Bogart is quite good in this film and makes us really empathize with his character despite the fact that it’s a bit difficult to actually believe the ethnicity of his character as set forth.

The film does a great job presenting things in a very unique way that complicated things a bit yet at the same time makes it that much more thrilling to watch unfold.

It also is able to help make this story both more powerful and more poignant in all that it does.

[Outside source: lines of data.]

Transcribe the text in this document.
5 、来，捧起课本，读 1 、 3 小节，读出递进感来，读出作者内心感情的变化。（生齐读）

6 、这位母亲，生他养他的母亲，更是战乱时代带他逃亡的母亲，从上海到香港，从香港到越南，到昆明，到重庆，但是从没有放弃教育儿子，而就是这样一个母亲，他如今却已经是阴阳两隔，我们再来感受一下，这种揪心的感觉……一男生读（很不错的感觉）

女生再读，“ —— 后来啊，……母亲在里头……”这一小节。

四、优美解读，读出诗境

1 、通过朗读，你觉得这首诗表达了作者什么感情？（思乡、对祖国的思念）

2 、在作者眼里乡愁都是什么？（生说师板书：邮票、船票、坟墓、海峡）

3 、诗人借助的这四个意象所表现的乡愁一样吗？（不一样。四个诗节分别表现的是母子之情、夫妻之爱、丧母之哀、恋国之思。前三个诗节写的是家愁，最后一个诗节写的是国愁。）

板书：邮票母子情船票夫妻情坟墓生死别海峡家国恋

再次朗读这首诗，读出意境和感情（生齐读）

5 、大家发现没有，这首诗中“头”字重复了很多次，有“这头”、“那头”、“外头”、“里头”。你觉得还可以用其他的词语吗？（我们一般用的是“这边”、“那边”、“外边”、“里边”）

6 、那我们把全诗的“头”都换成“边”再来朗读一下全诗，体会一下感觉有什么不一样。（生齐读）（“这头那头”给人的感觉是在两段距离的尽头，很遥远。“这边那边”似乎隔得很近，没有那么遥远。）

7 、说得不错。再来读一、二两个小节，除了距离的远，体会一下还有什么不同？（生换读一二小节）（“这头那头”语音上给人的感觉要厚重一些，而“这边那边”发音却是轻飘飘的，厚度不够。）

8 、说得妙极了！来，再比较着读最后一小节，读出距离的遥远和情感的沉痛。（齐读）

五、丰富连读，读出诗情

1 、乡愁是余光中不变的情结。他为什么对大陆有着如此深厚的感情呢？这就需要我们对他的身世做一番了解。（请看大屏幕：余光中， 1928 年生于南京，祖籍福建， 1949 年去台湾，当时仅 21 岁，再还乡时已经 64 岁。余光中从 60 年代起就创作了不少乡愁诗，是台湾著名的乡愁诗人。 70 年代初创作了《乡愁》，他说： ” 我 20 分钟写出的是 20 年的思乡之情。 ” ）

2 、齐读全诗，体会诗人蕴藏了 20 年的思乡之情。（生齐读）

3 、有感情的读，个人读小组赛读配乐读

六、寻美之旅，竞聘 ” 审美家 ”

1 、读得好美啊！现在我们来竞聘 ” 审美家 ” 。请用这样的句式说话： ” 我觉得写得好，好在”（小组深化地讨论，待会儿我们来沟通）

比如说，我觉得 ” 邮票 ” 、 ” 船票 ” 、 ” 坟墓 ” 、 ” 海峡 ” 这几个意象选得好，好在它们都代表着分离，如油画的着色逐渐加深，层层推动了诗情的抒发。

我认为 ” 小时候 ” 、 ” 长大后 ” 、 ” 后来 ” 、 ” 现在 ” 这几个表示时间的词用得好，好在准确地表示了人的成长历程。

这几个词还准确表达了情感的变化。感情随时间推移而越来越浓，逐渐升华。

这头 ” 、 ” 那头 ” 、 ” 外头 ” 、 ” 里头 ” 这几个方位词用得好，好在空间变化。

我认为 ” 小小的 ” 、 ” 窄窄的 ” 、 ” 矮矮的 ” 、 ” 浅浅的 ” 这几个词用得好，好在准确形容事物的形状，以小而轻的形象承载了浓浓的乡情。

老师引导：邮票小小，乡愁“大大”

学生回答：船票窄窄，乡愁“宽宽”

Bottom Line – Great war movie that brings together some great characters as it tries to show their patriotism. The film is quite critical of the Nazi regime and the Vichy Government and show the complex nature of that relationship which caused much conflict among the French people at the time. Bogart does a wonderful job in this film despite the fact that he doesn’t manage to pull off the characters ethnicity. Love the way that the story is told in such a unique and complex way yet that doesn’t change the fact that it’s a very powerful and poignant story. Recommended!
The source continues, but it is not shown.